Bupati Dony Ajak Kolab Najela Shihab ke Sumedang

Bupati Dony Ajak Kolab Najela Shihab ke Sumedang.Ist

KabarSunda.com- Najela Shihab,  pendidik dan pendiri Sekolah Cikal dan Pusat Studi Pendidikan dan Kebijakan (PSPK) diajak kolaborasi oleh Bupati Sumedang Dony Ahmad Munir.

Ajakan kolaborasi itu setelah  gagasan-gagasan Najela dalam mengembangkan pendidikan pesantren di Indonesia yang berkarakter dan berdaya saing disampaikan dalam Konferensi Pendidikan Pesantren Kementerian Agama RI dan Majelis Masyaikh di Birawa Assembly Hall Jakarta, Kamis (6/11/2025).

Bupati ingin Kolaborasi Penguatan Pendidikan Pesantren: Dari Jakarta untuk Indonesia, Menuju Sumedang. “Hari ini saya bersyukur dan berbahagia bisa menghadiri konferensi pendidikan pesantren di Indonesia, sekaligus bertemu dengan seseorang yang luar biasa, Mbak Najela Shihab.

Saya perhatikan betul paparan beliau bahwa kekhasan dan kekhususan pesantren harus jelas agar memberi kemanfaatan jangka panjang.

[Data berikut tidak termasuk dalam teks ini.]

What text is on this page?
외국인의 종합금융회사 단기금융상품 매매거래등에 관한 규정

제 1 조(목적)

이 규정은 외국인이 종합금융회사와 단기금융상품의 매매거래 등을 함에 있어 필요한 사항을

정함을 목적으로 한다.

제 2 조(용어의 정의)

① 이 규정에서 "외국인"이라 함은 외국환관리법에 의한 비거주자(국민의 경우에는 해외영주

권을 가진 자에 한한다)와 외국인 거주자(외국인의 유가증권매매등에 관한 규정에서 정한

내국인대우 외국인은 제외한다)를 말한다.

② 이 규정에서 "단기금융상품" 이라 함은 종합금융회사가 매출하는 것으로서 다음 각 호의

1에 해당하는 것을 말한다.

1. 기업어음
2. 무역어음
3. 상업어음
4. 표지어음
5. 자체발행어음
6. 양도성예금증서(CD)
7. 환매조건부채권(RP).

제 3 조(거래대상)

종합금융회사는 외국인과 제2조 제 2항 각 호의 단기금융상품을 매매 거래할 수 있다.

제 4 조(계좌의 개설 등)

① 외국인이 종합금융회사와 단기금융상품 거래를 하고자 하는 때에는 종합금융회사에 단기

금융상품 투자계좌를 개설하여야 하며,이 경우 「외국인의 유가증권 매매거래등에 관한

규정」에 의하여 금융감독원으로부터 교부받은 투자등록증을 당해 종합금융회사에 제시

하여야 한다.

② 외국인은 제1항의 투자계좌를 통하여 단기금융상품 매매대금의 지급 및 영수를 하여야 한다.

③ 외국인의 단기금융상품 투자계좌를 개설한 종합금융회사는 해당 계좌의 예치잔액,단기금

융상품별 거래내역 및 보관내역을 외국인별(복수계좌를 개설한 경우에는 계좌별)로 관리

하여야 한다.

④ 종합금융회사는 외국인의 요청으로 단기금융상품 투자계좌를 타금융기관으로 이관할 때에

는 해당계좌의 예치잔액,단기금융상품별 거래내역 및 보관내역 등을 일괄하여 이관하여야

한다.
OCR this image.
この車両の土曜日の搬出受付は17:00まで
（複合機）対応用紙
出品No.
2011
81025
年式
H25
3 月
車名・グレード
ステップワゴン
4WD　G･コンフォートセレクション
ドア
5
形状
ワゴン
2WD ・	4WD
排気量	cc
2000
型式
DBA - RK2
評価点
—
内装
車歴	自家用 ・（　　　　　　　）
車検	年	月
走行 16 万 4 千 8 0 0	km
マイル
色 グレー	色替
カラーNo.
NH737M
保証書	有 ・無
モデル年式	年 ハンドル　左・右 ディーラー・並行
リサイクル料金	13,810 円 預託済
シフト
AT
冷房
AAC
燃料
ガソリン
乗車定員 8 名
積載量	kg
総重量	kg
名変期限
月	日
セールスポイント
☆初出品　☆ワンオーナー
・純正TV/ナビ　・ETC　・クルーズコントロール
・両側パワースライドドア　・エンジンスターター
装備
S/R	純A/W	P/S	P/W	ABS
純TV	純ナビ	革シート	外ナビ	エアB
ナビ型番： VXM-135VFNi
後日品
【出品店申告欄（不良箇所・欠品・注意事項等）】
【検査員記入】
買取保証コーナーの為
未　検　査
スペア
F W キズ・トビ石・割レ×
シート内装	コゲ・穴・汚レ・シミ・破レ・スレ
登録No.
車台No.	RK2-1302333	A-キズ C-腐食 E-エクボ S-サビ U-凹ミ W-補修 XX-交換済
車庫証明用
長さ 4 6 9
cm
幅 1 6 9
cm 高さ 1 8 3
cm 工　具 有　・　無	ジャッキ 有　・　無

Saya banyak belajar hari ini,” katanya.

Dalam kesempatan tersebut, Bupati Dony juga menyampaikan rencananya mengundang Najela Shihab ke Sumedang untuk menjadi narasumber dalam Reform Corner serta program Maghrib Mengaji Online.

“Saya akan mengajak Mbak Ella nanti ke Sumedang, ngisi Reform Corner untuk membuka mindset ASN kami, supaya terus menambah pengetahuan yang bisa jadi referensi dalam mengambil kebijakan,” kata Bupati Dony.

Sementara itu, Najela Shihab memberikan apresiasi tinggi terhadap berbagai inovasi yang dilakukan Pemkab Sumedang di bawah kepemimpinan Bupati Dony Ahmad Munir.

“Sumedang sudah jadi contohnya, Pak Dony. Saya banyak belajar dari praktik baik yang dilakukan di Sumedang, terutama dalam afirmasi terhadap pesantren. Itu masih langka di banyak daerah. Yang paling menarik adalah transparansi pemerintah Sumedang. Dashboard anggaran, penerimaan, hingga keterserapan dibuka untuk publik. Ini luar biasa dan jadi peluang besar untuk kolaborasi,” katanya.

Najela juga menilai bahwa kolaborasi yang dibangun Sumedang dengan berbagai pihak bukan hanya menjadi solusi atas persoalan, tetapi juga model inspiratif bagi daerah lain dalam mengelola tata kelola pemerintahan berbasis data dan transparansi.

Konferensi Pendidikan Pesantren sangat penting untuk memperkuat komitmen pemerintah daerah terhadap pesantren sebagai salah satu pilar pendidikan nasional. Jika dikelola dengan baik, pesantren dapat menjadi motor penggerak kemajuan bangsa menuju Indonesia Emas 2045.